The Council for Higher Education last week approved the establishment of the first public college in an Arab-Israeli city. The college will be established in Nazareth under the academic wing of the University of Haifa, and will be based on an existing college that has been fighting for recognition for years. The official language of the college will be Hebrew, but courses in which the language of instruction is Arab and English are also planned.
The students currently studying at the unaccredited Nazareth Academic Institute in two subjects, chemistry and communications, will begin preparatory courses from the coming semester of this year so they can join the newly accredited institution.
The higher education council stated in its decision to establish an accredited academic institution in Nazareth that “there is a real need in Arab society in the north for academic studies.”
There are already several teachers’ colleges in Arab communities in Israel's north.
The unaccredited NAI functioned as a private institution but was unable to charge the high tuition that is the norm in other such institutions because of the economic situation in the Arab sector, and thus was plagued with funding difficulties. It has been fighting for recognition and funding from the Council for Higher Education since its founding eight years ago.
Prof. Manuel Trajtenberg, chairman of the Planning and Budgeting Committee of the Council for Higher Education, told Haaretz: “When we came into office we said we wanted to make higher education accessible to the Arab sector as a national mission.”
According to Trajtenberg, the college is “not an Arab academic institution, because there is no such thing as a Jewish or Arab academic institution, but location is an important matter because it allows accessibility to the adjacent population.”
Trajtenberg said that the council concluded 18 months ago that there was a need for an academic institution in an Arab community, and began talks with the existing college in Nazareth. The council took into consideration that between 8,000 and 10,000 Arab students study abroad each year, mainly in Jordan, Trajtenberg noted.
Texas A&M University initiated a plan to establish a campus extension in Nazareth and held a publicized signing of an initial agreement. However, problems emerged that have delayed its implementation. Texas A&M is still working in partnership with University of Haifa on the initiative.
"Trajtenberg said that the fact that the college is under the aegis of the University of Haifa is the model for all accredited colleges established in Israel. The college is expected eventually to offer degrees in computer sciences, nursing, economics and accounting, with an emphasis on employable professions.

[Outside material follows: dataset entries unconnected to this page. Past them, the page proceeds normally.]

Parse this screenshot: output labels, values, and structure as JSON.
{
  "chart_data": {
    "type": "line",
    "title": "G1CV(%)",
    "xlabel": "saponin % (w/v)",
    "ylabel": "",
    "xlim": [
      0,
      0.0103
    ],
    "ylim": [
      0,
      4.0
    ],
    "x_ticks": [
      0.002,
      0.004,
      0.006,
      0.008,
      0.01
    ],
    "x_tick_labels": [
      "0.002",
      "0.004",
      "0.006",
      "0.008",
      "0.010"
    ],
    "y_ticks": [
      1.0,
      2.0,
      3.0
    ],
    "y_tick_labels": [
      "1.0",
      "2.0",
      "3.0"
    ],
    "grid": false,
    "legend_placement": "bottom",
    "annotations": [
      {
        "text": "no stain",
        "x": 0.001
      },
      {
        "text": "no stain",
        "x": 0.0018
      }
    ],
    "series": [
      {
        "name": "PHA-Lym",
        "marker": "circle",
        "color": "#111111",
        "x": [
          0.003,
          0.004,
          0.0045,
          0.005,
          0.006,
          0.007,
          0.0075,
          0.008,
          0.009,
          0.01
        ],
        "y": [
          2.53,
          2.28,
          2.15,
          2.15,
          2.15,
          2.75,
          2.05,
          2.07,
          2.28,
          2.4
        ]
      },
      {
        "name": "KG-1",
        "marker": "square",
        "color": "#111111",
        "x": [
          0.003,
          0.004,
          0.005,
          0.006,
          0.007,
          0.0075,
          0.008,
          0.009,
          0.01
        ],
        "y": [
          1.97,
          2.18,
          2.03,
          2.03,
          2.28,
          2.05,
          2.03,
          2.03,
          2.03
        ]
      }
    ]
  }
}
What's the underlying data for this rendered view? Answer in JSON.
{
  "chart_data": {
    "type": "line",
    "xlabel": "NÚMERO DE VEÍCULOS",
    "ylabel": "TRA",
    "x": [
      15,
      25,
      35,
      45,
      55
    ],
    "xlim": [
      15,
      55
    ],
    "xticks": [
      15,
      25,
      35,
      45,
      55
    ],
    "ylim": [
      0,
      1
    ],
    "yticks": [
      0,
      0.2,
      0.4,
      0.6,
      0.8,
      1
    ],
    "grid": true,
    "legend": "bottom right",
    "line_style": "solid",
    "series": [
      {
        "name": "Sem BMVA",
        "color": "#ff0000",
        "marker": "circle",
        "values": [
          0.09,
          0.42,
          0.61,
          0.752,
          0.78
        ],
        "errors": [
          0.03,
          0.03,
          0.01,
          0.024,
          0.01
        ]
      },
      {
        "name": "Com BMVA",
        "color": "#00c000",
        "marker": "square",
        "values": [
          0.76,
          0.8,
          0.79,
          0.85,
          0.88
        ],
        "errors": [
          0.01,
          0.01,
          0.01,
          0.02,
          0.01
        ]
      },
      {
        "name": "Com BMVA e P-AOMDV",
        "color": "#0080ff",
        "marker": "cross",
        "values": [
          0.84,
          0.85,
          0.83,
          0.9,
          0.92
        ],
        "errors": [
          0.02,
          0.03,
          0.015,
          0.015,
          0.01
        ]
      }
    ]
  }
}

The council’s chairman, Education Minister Shay Piron, said the establishment of the first publicly funded college in Nazareth is “good news for the Arab sector and its young people, because it makes higher education accessible to them and increases their chances of employment.”
Dr. Suher Basharat, dean of students at the college, confirmed that the official language of instruction would be Hebrew but that “our students will get help in learning Hebrew as part of their studies. This is an unusual move toward Arab society in these times, and can be a point of light in the darkness we are in.”
The chairman of the college’s board, Mazen Kofti, said the intention was “to open the college not only to Arab students but to attract students from all over the region and even from abroad,” adding that he hoped the college would become independent of the University of Haifa within three to five years.
A reponse to this article - a letter to the editor from the chancellor of the Texas A&M University System - was published on November 25.